One question Jameson hopes his students also will debate is: “Is this really what I want to do with the rest of my life?”

“Medicine is tough,” he said. “When I was in medical school, 17 people in my class dropped out in the first semester, and I thought, ‘What a waste for them to go through all this time and energy and money only to realize this isn’t what they want to do.'"

This is where the Q-and-A-friendly “provider panels” come in handy. During these sessions, a physician and/or a physician’s assistant speaks on the personal aspects of working in medicine, such as finances, the stresses of residency, expectations and how medical school and the job itself affect relationships and, further down the road, decisions on when to marry or start a family.

Justina Hausmann, 21, a junior majoring in neuroscience and Catholic studies, admitted that “the thought of just applying for medical school or working seemingly impossible long hours in residency is so daunting and intimidating,” but through the course she has “learned more about what it means to juggle family and career as a physician, which is something I’ve always worried and wondered about.”

Although the class has confirmed for Hausmann that the road to medical school is one full of challenges, she remains undeterred in her plans to pursue an M.D. because “it will be more than worth it when it means saving and changing lives” she said. She wants to use her medical practice in Third World countries, particularly her mother’s village in Kenya.

Kaylene Reider

Kaylene Reider is a student in this semester's Exploring Medicine class.

While the scope of study in Exploring Medicine covers complex medical topics, Jameson has structured the course so they “learn to think like doctors,” he said. “They know what happens at the cellular level in a normal, healthy system, but to think like a doctor they need to ask: “Why should I use this medicine to treat this problem?”

He added, “They typically know much already, for example, about cellular biology, but in class we take a step back so they don’t miss the forest for the trees. In class we talk about what happens on a much broader level when things go awry in the human body, which is pathophysiology, because that’s what medicine is about.”

Ashton Johnson, 20, a junior biology major, said she is happy to learn beyond the general concepts she learned in her biology, chemistry and math courses: “In Exploring Medicine, these general concepts are applied to medicine and real-patient scenarios … and you get a chance to solve real-patient cases.” She added that this learning style “solidified my aspirations to become a physician because I love problem-solving and working with people.”

Johnson has taken full advantage of the opportunities allotted her in class. She already has shadowed an emergency medicine physician at Regions Hospital in St. Paul and hopes to add a cardiothoracic surgeon, whom she potentially will shadow during an open-heart surgery, to her list.

Logan McDermott, 20, a junior biochemistry major taking the class, said he’s “gone back and forth on what I want to do after college.” He is interested in emergency medicine, especially after shadowing an ER doctor at Regions, as well as anesthesiology and pathology, but teaching college-level chemistry or biochemistry also appeals to him.

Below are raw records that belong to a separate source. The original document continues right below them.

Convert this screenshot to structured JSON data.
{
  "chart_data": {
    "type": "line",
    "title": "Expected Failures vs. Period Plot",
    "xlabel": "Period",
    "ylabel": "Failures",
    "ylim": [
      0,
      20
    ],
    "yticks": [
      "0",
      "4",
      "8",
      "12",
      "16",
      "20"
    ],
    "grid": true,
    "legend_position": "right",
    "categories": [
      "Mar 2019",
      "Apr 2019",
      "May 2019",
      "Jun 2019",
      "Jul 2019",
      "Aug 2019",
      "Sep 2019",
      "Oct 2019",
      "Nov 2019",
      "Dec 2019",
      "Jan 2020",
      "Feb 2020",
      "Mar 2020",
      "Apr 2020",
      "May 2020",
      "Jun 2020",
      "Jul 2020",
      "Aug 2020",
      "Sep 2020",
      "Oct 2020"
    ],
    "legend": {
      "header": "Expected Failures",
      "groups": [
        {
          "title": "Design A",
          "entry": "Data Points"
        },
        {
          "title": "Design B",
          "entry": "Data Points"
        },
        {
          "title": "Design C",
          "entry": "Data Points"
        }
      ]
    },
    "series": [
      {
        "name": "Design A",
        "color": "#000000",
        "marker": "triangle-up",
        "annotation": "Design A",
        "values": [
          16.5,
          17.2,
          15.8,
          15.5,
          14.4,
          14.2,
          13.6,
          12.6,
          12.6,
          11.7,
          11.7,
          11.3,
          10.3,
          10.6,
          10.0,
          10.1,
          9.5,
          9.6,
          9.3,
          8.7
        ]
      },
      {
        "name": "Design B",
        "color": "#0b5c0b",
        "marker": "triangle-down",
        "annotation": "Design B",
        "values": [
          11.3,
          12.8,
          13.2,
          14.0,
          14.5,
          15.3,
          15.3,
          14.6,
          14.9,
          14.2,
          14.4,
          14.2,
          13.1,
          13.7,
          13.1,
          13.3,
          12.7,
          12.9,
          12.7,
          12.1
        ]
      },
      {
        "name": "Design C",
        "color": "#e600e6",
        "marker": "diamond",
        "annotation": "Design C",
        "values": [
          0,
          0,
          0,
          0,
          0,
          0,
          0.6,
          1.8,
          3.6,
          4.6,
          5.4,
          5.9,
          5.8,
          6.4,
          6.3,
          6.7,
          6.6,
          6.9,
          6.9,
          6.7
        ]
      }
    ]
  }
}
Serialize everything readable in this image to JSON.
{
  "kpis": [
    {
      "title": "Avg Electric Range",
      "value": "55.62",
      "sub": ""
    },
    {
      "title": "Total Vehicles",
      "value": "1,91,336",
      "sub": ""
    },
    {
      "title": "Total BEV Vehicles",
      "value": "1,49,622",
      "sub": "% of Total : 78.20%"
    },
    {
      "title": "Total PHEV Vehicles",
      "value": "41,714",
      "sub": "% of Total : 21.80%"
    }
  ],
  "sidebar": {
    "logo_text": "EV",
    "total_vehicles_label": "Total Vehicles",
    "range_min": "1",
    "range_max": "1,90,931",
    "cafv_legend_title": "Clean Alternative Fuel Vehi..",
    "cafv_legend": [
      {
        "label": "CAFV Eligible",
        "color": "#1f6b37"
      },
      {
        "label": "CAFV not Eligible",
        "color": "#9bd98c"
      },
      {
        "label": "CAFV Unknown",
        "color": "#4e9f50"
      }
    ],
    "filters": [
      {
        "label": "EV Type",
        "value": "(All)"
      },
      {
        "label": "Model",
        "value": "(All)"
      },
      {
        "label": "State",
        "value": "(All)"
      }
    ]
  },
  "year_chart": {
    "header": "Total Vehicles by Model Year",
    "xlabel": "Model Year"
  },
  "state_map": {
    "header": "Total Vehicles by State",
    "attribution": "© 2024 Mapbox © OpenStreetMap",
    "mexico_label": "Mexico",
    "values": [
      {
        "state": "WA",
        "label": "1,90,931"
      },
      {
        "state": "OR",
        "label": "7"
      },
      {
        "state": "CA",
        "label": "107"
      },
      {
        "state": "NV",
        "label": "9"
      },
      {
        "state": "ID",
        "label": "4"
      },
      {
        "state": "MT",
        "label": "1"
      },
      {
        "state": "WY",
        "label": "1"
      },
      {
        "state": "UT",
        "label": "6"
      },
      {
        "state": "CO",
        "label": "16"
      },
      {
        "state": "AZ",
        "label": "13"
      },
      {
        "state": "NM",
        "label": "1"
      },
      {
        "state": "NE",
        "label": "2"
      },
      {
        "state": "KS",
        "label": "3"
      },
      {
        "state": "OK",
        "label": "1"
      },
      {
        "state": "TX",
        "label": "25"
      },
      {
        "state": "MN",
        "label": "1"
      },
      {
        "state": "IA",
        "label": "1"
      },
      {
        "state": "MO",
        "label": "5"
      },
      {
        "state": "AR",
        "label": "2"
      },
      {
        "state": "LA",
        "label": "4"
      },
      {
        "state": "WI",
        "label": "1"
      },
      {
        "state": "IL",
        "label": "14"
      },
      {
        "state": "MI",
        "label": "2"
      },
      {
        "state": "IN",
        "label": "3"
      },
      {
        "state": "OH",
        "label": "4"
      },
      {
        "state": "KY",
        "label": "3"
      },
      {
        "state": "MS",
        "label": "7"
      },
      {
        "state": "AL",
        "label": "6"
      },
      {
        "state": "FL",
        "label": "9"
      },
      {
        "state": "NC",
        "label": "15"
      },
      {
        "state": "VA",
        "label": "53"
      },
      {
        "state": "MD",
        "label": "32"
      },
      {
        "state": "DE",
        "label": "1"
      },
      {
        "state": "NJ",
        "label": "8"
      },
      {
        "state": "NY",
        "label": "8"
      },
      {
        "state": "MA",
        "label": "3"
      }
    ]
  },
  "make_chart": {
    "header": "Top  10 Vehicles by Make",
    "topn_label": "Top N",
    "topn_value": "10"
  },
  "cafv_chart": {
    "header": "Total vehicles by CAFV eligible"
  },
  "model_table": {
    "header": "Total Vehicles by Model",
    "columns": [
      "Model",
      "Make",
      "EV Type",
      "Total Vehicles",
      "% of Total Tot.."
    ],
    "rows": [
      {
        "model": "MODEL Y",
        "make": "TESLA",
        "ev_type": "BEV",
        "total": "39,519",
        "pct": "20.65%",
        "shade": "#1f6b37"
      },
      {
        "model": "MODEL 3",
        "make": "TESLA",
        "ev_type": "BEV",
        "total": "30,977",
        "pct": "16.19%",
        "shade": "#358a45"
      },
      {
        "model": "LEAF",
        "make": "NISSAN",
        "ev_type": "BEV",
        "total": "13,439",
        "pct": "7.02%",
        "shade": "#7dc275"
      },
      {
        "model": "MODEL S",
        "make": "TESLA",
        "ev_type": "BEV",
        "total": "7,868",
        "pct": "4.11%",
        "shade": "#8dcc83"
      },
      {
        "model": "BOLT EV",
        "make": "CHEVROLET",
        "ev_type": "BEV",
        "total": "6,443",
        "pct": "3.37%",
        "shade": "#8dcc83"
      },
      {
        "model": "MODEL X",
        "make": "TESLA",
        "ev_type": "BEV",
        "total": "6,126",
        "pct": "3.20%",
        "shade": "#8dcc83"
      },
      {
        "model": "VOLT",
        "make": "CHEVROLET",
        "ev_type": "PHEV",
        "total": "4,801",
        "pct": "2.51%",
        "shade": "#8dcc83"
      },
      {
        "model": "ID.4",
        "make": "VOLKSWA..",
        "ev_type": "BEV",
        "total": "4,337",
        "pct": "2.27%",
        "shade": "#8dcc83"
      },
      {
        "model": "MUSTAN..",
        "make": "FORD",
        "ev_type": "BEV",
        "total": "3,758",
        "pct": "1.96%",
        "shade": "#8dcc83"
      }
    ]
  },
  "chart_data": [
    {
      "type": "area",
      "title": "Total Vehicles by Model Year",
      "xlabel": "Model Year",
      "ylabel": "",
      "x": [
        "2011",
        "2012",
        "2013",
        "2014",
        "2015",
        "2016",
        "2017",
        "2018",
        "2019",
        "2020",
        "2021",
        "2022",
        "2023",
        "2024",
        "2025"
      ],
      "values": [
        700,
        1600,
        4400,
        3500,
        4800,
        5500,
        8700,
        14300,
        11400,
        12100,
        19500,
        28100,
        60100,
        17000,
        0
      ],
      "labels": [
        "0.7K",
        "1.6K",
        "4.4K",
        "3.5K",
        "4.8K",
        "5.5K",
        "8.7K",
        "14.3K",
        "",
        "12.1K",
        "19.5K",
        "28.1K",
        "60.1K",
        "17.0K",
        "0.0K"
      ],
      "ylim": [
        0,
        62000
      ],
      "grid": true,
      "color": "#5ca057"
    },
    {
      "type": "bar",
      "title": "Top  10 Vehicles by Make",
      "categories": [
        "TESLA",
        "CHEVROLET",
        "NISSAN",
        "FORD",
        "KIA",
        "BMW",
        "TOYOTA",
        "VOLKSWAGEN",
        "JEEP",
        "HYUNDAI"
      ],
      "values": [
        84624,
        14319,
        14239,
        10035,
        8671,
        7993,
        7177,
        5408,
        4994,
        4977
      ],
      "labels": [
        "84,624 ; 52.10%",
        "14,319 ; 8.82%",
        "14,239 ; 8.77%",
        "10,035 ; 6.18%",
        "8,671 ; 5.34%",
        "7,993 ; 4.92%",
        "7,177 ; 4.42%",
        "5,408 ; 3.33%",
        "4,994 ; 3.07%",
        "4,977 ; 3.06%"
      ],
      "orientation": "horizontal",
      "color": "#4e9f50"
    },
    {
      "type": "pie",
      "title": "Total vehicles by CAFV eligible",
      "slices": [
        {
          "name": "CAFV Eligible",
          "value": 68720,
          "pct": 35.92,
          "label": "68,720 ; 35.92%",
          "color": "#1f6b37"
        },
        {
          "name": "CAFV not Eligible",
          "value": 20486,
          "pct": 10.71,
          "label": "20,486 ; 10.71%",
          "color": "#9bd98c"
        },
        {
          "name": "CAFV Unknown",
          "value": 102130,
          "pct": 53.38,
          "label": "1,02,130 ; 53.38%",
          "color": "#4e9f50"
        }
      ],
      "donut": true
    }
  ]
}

Jameson said the course is open to any student interested in health care "with an emphasis on those interested in medicine." His syllabus reflects this emphasis. Throughout the semester students will study the cardiovascular system, specifically shock, and what happens at the cellular level when the body doesn’t get enough blood flow to its cells and, equally important, what a physician can do to correct the condition. They also will study the respiratory and integumentary (skin, hair and nails) systems, the renal acid base, as well as analyze medical literature.

But above all, he said "what we're doing is looking more globally at what happens to human physiology when things dysfunction and thereby how to treat patients," which is why, for instance, they'll study acne and burn (for the integumentary portion of class) and how it affects patients not only physically but also emotionally.

The backbone of the course, Jameson explained, “is to introduce practical applications as an extension of students’ bases of knowledge in human pathophysiology.”